Durant ce mois de ramadan, nous avons vécu des histoires et des événements, avec leurs héros et leurs trames. Nous avons passé de longues heures de jeûne à cueillir les faits et recueillir les opinions, au moyen des nouvelles technologies de l’information et aussi des anciennes. Ils étaient très nombreux à suivre ces faits avec tout le soin possible, passant le temps pour arriver au moment de la rupture de leur jeûne.

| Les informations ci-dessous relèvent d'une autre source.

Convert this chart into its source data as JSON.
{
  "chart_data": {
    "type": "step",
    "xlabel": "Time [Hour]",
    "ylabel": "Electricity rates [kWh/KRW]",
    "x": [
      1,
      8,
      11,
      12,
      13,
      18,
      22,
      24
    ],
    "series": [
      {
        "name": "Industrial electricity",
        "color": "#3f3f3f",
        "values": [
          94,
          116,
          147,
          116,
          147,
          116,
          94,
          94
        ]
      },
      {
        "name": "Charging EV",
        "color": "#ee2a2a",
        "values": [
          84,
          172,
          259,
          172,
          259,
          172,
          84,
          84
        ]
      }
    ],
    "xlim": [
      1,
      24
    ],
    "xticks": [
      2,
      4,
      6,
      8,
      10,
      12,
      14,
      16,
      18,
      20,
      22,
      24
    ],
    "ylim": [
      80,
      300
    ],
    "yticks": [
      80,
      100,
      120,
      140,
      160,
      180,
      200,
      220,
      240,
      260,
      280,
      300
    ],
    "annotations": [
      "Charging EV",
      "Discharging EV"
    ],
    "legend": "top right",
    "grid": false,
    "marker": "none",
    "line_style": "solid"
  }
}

Et ainsi donc, nous avons eu au début du mois l’histoire de ces deux jeunes femmes qui portaient deux jupes courtes et qui se sont retrouvées en garde à vue, puis jugées. Tout le monde aura constaté la déferlante militante des partisans de la liberté vestimentaire, avec ses cortèges de sit-in et de manifestations. Mais une fois encore, cette affaire de la jupe courte aura montré que ces militants, quelles que puissent être leur bonne volonté et leurs excellentes intentions, sont fort éloignés des préoccupations premières des gens. Leurs combats sont progressistes, très progressistes, trop progressistes, tellement progressistes que nous avons du mal à les rejoindre.

Le plus drôle dans cette histoire est qu’il y a des gens qui ont tiré comme conclusion de cela une scission de la société marocaine en deux catégories, les modernistes et les conservateurs. Nous souhaitons vivement que cela soit vrai et réel mais ce que nous savons, en revanche, est que les Marocains de condition humble, rongés par l’analphabétisme et rognés par la pauvreté et la précarité, se fichent éperdument de cette catégorisation de leur société et sont infiniment éloignés des soucis des modernistes ou des conservateurs, ayant bien d’autres problèmes, plus immédiats.

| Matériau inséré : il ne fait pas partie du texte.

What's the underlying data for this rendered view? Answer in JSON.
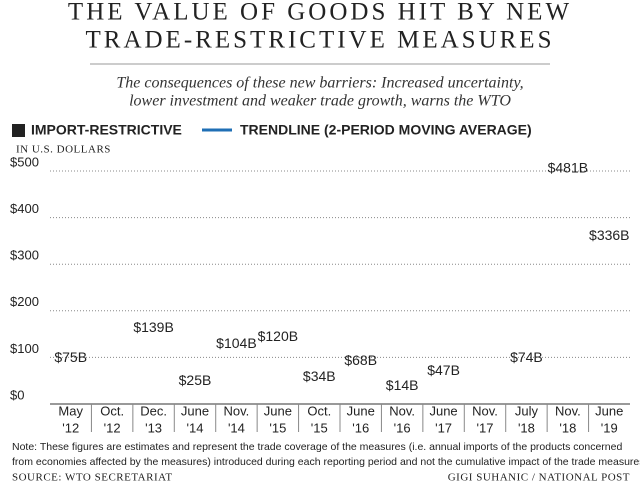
{
  "chart_data": {
    "type": "bar",
    "title": [
      "THE VALUE OF GOODS HIT BY NEW",
      "TRADE-RESTRICTIVE MEASURES"
    ],
    "subtitle": [
      "The consequences of these new barriers: Increased uncertainty,",
      "lower investment and weaker trade growth, warns the WTO"
    ],
    "y_label": "IN U.S. DOLLARS",
    "categories": [
      [
        "May",
        "'12"
      ],
      [
        "Oct.",
        "'12"
      ],
      [
        "Dec.",
        "'13"
      ],
      [
        "June",
        "'14"
      ],
      [
        "Nov.",
        "'14"
      ],
      [
        "June",
        "'15"
      ],
      [
        "Oct.",
        "'15"
      ],
      [
        "June",
        "'16"
      ],
      [
        "Nov.",
        "'16"
      ],
      [
        "June",
        "'17"
      ],
      [
        "Nov.",
        "'17"
      ],
      [
        "July",
        "'18"
      ],
      [
        "Nov.",
        "'18"
      ],
      [
        "June",
        "'19"
      ]
    ],
    "series": [
      {
        "name": "IMPORT-RESTRICTIVE",
        "color": "#222222",
        "values": [
          75,
          null,
          139,
          25,
          104,
          120,
          34,
          68,
          14,
          47,
          null,
          74,
          481,
          336
        ],
        "value_labels": [
          "$75B",
          null,
          "$139B",
          "$25B",
          "$104B",
          "$120B",
          "$34B",
          "$68B",
          "$14B",
          "$47B",
          null,
          "$74B",
          "$481B",
          "$336B"
        ]
      },
      {
        "name": "TRENDLINE (2-PERIOD MOVING AVERAGE)",
        "color": "#1f6fb5"
      }
    ],
    "ylim": [
      0,
      500
    ],
    "yticks": [
      {
        "value": 0,
        "label": "$0"
      },
      {
        "value": 100,
        "label": "$100"
      },
      {
        "value": 200,
        "label": "$200"
      },
      {
        "value": 300,
        "label": "$300"
      },
      {
        "value": 400,
        "label": "$400"
      },
      {
        "value": 500,
        "label": "$500"
      }
    ],
    "grid": true,
    "note": [
      "Note: These figures are estimates and represent the trade coverage of the measures (i.e. annual imports of the products concerned",
      "from economies affected by the measures) introduced during each reporting period and not the cumulative impact of the trade measures."
    ],
    "source": "SOURCE: WTO SECRETARIAT",
    "credit": "GIGI SUHANIC / NATIONAL POST"
  }
}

Et puis il y a eu une autre histoire ce ramadan, touchante, émouvante et bouleversante… celle de Fouzia Demiani, cette dame présentant un handicap mental et qui a été mise enceinte par son neveu, selon les résultats des analyses policières. Cette victime est venue s’ajouter à toutes les autres, souffrant d’handicaps divers et ayant des besoins spécifiques, abandonnées et négligées, et qui se trouvent ensuite exposées aux sévices de prédateurs à visage humain. Cette histoire a montré, une fois encore, une fois de plus, les tares de ce pays qui laissent ses enfants diminués être victimes de leur pauvreté et de la misère de leurs proches et parents, sans la moindre assistance et avec absolument aucune aide. L’histoire de Fouzia a montré en grandeur nature le défaut d’existence de mécanismes ou d’institutions de défense de ce type de population dans un pays qui a lancé voici plusieurs années une initiative géante de développement humain, mais dont nous attendons toujours les effets et les résultats. Le cas de Fouzia et son malheur auront également établi la puissance des réseaux sociaux qui auront été en mesure de mobiliser les aides


et les et mécènes, ce qui a permis d’offrir au final à Fouzia un logement, avec son ameublement et une rentrée financière régulière.

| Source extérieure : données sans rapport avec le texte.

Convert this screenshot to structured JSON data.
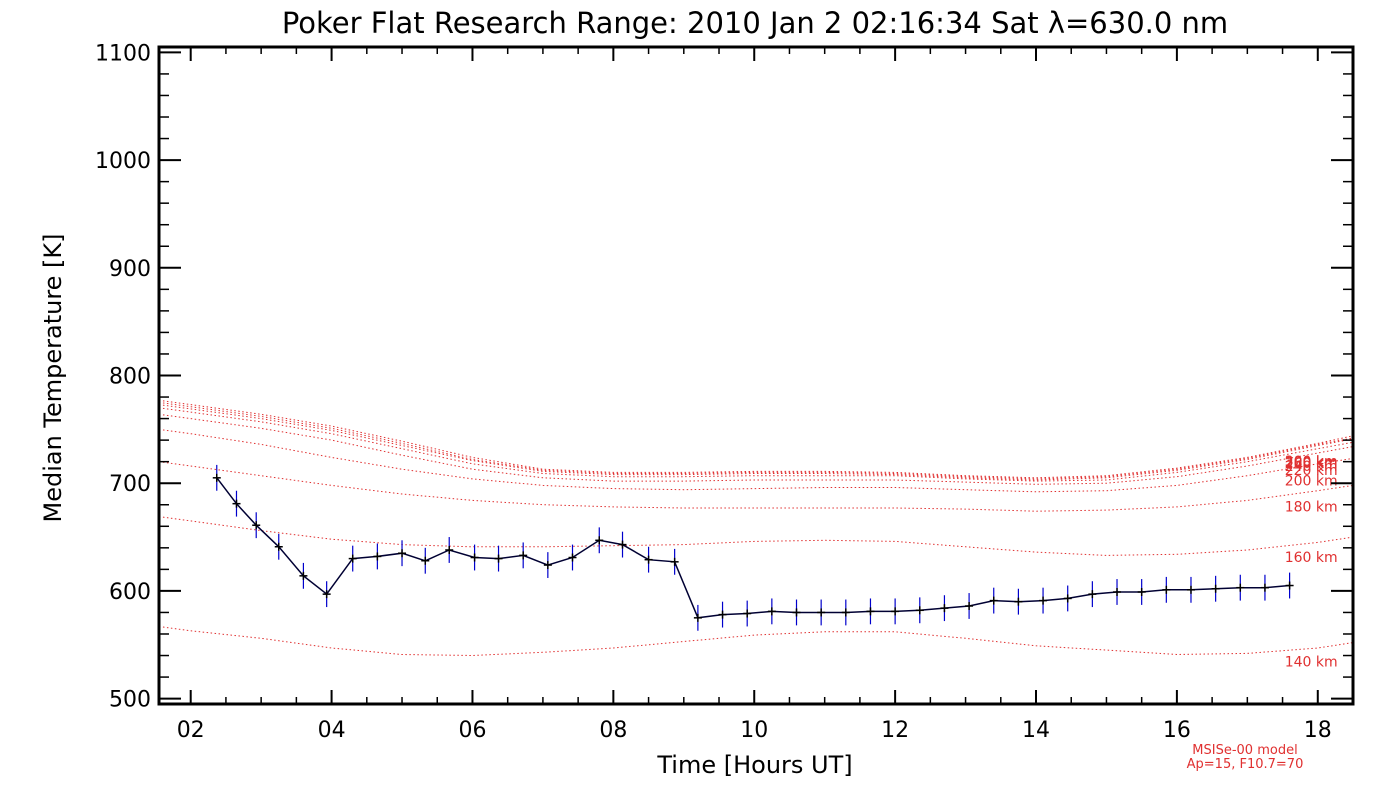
{
  "chart_data": {
    "type": "line",
    "title": "Poker Flat Research Range: 2010 Jan  2 02:16:34 Sat λ=630.0 nm",
    "xlabel": "Time [Hours UT]",
    "ylabel": "Median Temperature [K]",
    "xlim": [
      1.55,
      18.5
    ],
    "ylim": [
      495,
      1105
    ],
    "xticks": [
      2,
      4,
      6,
      8,
      10,
      12,
      14,
      16,
      18
    ],
    "xtick_labels": [
      "02",
      "04",
      "06",
      "08",
      "10",
      "12",
      "14",
      "16",
      "18"
    ],
    "yticks": [
      500,
      600,
      700,
      800,
      900,
      1000,
      1100
    ],
    "ytick_labels": [
      "500",
      "600",
      "700",
      "800",
      "900",
      "1000",
      "1100"
    ],
    "grid": false,
    "measured": {
      "color": "#000033",
      "errorbar_color": "#0000cc",
      "errorbar_halfwidth": 12,
      "x": [
        2.37,
        2.65,
        2.93,
        3.25,
        3.6,
        3.93,
        4.3,
        4.65,
        5.0,
        5.33,
        5.67,
        6.03,
        6.37,
        6.72,
        7.07,
        7.42,
        7.8,
        8.13,
        8.5,
        8.87,
        9.2,
        9.55,
        9.9,
        10.25,
        10.6,
        10.95,
        11.3,
        11.65,
        12.0,
        12.35,
        12.7,
        13.05,
        13.4,
        13.75,
        14.1,
        14.45,
        14.8,
        15.15,
        15.5,
        15.85,
        16.2,
        16.55,
        16.9,
        17.25,
        17.6
      ],
      "y": [
        705,
        681,
        661,
        641,
        614,
        597,
        630,
        632,
        635,
        628,
        638,
        631,
        630,
        633,
        624,
        631,
        647,
        643,
        629,
        627,
        575,
        578,
        579,
        581,
        580,
        580,
        580,
        581,
        581,
        582,
        584,
        586,
        591,
        590,
        591,
        593,
        597,
        599,
        599,
        601,
        601,
        602,
        603,
        603,
        605
      ]
    },
    "model_color": "#e03030",
    "model_note": [
      "MSISe-00 model",
      "Ap=15, F10.7=70"
    ],
    "model_series": [
      {
        "label": "140 km",
        "label_x": 17.53,
        "x": [
          1.55,
          2,
          3,
          4,
          5,
          6,
          7,
          8,
          9,
          10,
          11,
          12,
          13,
          14,
          15,
          16,
          17,
          18,
          18.5
        ],
        "y": [
          567,
          563,
          556,
          547,
          541,
          540,
          543,
          547,
          553,
          559,
          562,
          562,
          556,
          549,
          545,
          541,
          542,
          547,
          552
        ]
      },
      {
        "label": "160 km",
        "label_x": 17.53,
        "x": [
          1.55,
          2,
          3,
          4,
          5,
          6,
          7,
          8,
          9,
          10,
          11,
          12,
          13,
          14,
          15,
          16,
          17,
          18,
          18.5
        ],
        "y": [
          669,
          665,
          656,
          648,
          643,
          641,
          641,
          642,
          643,
          646,
          647,
          646,
          641,
          636,
          633,
          634,
          638,
          645,
          650
        ]
      },
      {
        "label": "180 km",
        "label_x": 17.53,
        "x": [
          1.55,
          2,
          3,
          4,
          5,
          6,
          7,
          8,
          9,
          10,
          11,
          12,
          13,
          14,
          15,
          16,
          17,
          18,
          18.5
        ],
        "y": [
          720,
          716,
          707,
          698,
          690,
          684,
          680,
          678,
          677,
          677,
          677,
          677,
          676,
          674,
          675,
          678,
          684,
          693,
          698
        ]
      },
      {
        "label": "200 km",
        "label_x": 17.53,
        "x": [
          1.55,
          2,
          3,
          4,
          5,
          6,
          7,
          8,
          9,
          10,
          11,
          12,
          13,
          14,
          15,
          16,
          17,
          18,
          18.5
        ],
        "y": [
          750,
          746,
          736,
          724,
          713,
          704,
          698,
          695,
          694,
          695,
          696,
          696,
          694,
          692,
          693,
          698,
          707,
          718,
          723
        ]
      },
      {
        "label": "220 km",
        "label_x": 17.53,
        "x": [
          1.55,
          2,
          3,
          4,
          5,
          6,
          7,
          8,
          9,
          10,
          11,
          12,
          13,
          14,
          15,
          16,
          17,
          18,
          18.5
        ],
        "y": [
          764,
          760,
          751,
          740,
          726,
          713,
          705,
          702,
          702,
          703,
          703,
          703,
          701,
          699,
          700,
          706,
          716,
          728,
          734
        ]
      },
      {
        "label": "240 km",
        "label_x": 17.53,
        "x": [
          1.55,
          2,
          3,
          4,
          5,
          6,
          7,
          8,
          9,
          10,
          11,
          12,
          13,
          14,
          15,
          16,
          17,
          18,
          18.5
        ],
        "y": [
          770,
          766,
          757,
          746,
          732,
          718,
          709,
          706,
          706,
          707,
          707,
          707,
          704,
          702,
          703,
          710,
          720,
          732,
          738
        ]
      },
      {
        "label": "260 km",
        "label_x": 17.53,
        "x": [
          1.55,
          2,
          3,
          4,
          5,
          6,
          7,
          8,
          9,
          10,
          11,
          12,
          13,
          14,
          15,
          16,
          17,
          18,
          18.5
        ],
        "y": [
          773,
          769,
          760,
          749,
          735,
          721,
          711,
          708,
          708,
          709,
          709,
          708,
          705,
          703,
          705,
          712,
          722,
          735,
          741
        ]
      },
      {
        "label": "280 km",
        "label_x": 17.53,
        "x": [
          1.55,
          2,
          3,
          4,
          5,
          6,
          7,
          8,
          9,
          10,
          11,
          12,
          13,
          14,
          15,
          16,
          17,
          18,
          18.5
        ],
        "y": [
          775,
          771,
          762,
          751,
          737,
          722,
          712,
          709,
          709,
          710,
          710,
          709,
          706,
          704,
          706,
          713,
          723,
          736,
          742
        ]
      },
      {
        "label": "300 km",
        "label_x": 17.53,
        "x": [
          1.55,
          2,
          3,
          4,
          5,
          6,
          7,
          8,
          9,
          10,
          11,
          12,
          13,
          14,
          15,
          16,
          17,
          18,
          18.5
        ],
        "y": [
          777,
          773,
          764,
          753,
          739,
          724,
          713,
          710,
          710,
          711,
          711,
          710,
          707,
          705,
          707,
          714,
          724,
          737,
          744
        ]
      }
    ]
  }
}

Mais si ces réseaux ont leur face positive et leur influence positive, il existe d’autres cas où ils deviennent un tableau d’infamie pour ceux dont les noms y sont portés. Et c’est notre troisième histoire, celle du journaliste égyptien d’al Jazeera Ahmed Mansour. Aussi, et après que ce dernier ait fait part de sa nervosité et de son immense colère en traitant ses collègues marocains de tous les noms et en leur accolant tous les adjectifs de caniveau, sa vie personnelle a été étalée sur le net et essentiellement sur Facebook. Mais cela a engendré aussi pour cette dame qu’on a présenté comme étant, ou ayant été, sa femme toutes sortes de commentaires, vrais ou non, qui ont fortement atteint et cette dame et sa famille. Ceci s’est produit alors qu’en réalité, ce n’était pas l’épouse qui aurait dû intéresser les commentateurs, mais bel et bien Ahmed Mansour et son manque de délicatesse, pour ne pas dire plus… Et ces commentateurs appartiennent, ou disent appartenir, aux partisans de la liberté absolue dans les relations sociales et dans l’habillement. Ce que je veux dire ici est que c’est cette dame qui aurait dû être défendue, cette dame dont le père a révélé qu’elle souffre d’une maladie grave qui, à défaut de susciter la solidarité de tous, aurait au moins pu lui valoir une certaine neutralité dans le traitement de son affaire.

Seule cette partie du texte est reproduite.